Benar bahwa ”nilai tambah” dari logam lebih tinggi daripada nilai tambah dari bijih besi. Tapi, tambahan nilai pada tahap pemrosesan itu harus datang dari sumber lain. Dengan demikian, ada sektor lain (misalnya pakaian atau sepatu) yang dikorbankan, karena pekerja dan modalnya direlokasikan ke pemrosesan bijih besi menjadi logam (atau bauksit ke alumina ke aluminium atau dari perkebunan sawit ke pengolahan sawit).

Proses pemurnian ini perlu modal sangat besar, sesuatu yang masih berat bagi Indonesia. Sering kali, nilai tambah ”domestik” justru datang dari luar (diberitakan, misalnya, konglomerasi Rusia, Vi Holding, akan masuk ke Indonesia untuk mendirikan pabrik pemurnian bauksit jadi alumina, demi memasok pabrik aluminium Vi di Tiongkok).

Perbaiki iklim investasi

Pertimbangan lain dari hilirisasi selain peningkatan nilai tambah domestik adalah penciptaan lapangan kerja. Tapi tahun 1997 pun Athukorala dan Santosa sudah menunjukkan bahwa industri ekspor dengan keterkaitan domestik yang rendah di Indonesia justru mampu memberikan kontribusi lapangan kerja dan pendapatan ekspor yang lebih besar. Replikasi atas studi Athukorala-Santosa dengan data lebih baru (Patunru, 2014; Swasito, 2014), masih mengonfirmasi kesimpulan tersebut.

Karena itu, menghambat ekspor bahan mentah dengan tujuan peningkatan nilai tambah domestik bisa jadi kebijakan yang sangat mahal dan bertentangan dengan transformasi ekonomi yang alamiah. Kebijakan yang lebih tepat adalah perbaikan infrastruktur dan iklim investasi. Kebijakan seperti ini tidak perlu diwarnai favoritisme (identifikasi sektor tertentu dan karena itu industri bahkan pengusaha tertentu. Ia juga tak menutup kemungkinan terciptanya sektor-sektor baru yang saat ini belum ada, tetapi dimungkinkan oleh transformasi yang sesuai perkembangan keunggulan komparatif.
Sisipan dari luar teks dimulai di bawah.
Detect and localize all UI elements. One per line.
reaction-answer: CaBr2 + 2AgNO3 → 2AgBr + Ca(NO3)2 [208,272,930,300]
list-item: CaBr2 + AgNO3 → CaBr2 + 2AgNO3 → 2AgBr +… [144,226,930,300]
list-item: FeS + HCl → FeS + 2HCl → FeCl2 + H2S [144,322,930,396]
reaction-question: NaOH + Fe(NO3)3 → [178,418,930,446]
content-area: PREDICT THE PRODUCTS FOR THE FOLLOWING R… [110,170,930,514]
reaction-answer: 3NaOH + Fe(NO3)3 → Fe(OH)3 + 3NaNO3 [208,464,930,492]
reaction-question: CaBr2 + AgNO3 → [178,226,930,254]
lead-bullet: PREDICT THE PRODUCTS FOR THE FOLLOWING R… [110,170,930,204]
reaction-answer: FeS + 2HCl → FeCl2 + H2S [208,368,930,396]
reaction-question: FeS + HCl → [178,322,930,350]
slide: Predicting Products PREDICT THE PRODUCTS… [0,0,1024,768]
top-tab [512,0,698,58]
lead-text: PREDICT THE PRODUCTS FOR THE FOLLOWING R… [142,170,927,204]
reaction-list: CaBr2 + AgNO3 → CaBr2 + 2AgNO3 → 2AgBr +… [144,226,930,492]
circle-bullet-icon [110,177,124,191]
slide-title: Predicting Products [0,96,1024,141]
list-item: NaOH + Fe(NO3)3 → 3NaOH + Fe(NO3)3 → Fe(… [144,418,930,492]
Sementara itu, perbaikan SDM (lewat pendidikan dan sarana kesehatan yang lebih baik) memungkinkan pergerakan yang lebih mulus ke industri bernilai tambah lebih tinggi tanpa kebijakan artifisial yang dipaksakan.

Hausmann (2014) bercerita tentang Finlandia. Negara berlimpah pohon itu sukses bukan karena mengekspor perabot, tetapi justru mulai dengan mengekspor kayu. Agar bisa lebih sukses dalam ekspor kayu, orang Finlandia belajar memotong pohon dengan lebih efisien. Mereka membuat mesin pemotong pohon. Lalu mereka sadar, mereka bisa membuat mesin pemotong bahan lain, seperti logam. Lantas mereka menemukan teknik pemotongan otomatik. Dengan menguasai teknik otomatisasi, mereka mampu masuk ke industri yang lebih rumit: lahirlah Nokia.

Saat ini Finlandia sukses mengekspor mesin dan alat elektronik. Sementara itu, wilayahnya tetap hijau dengan tutupan hutan terluas di Eropa.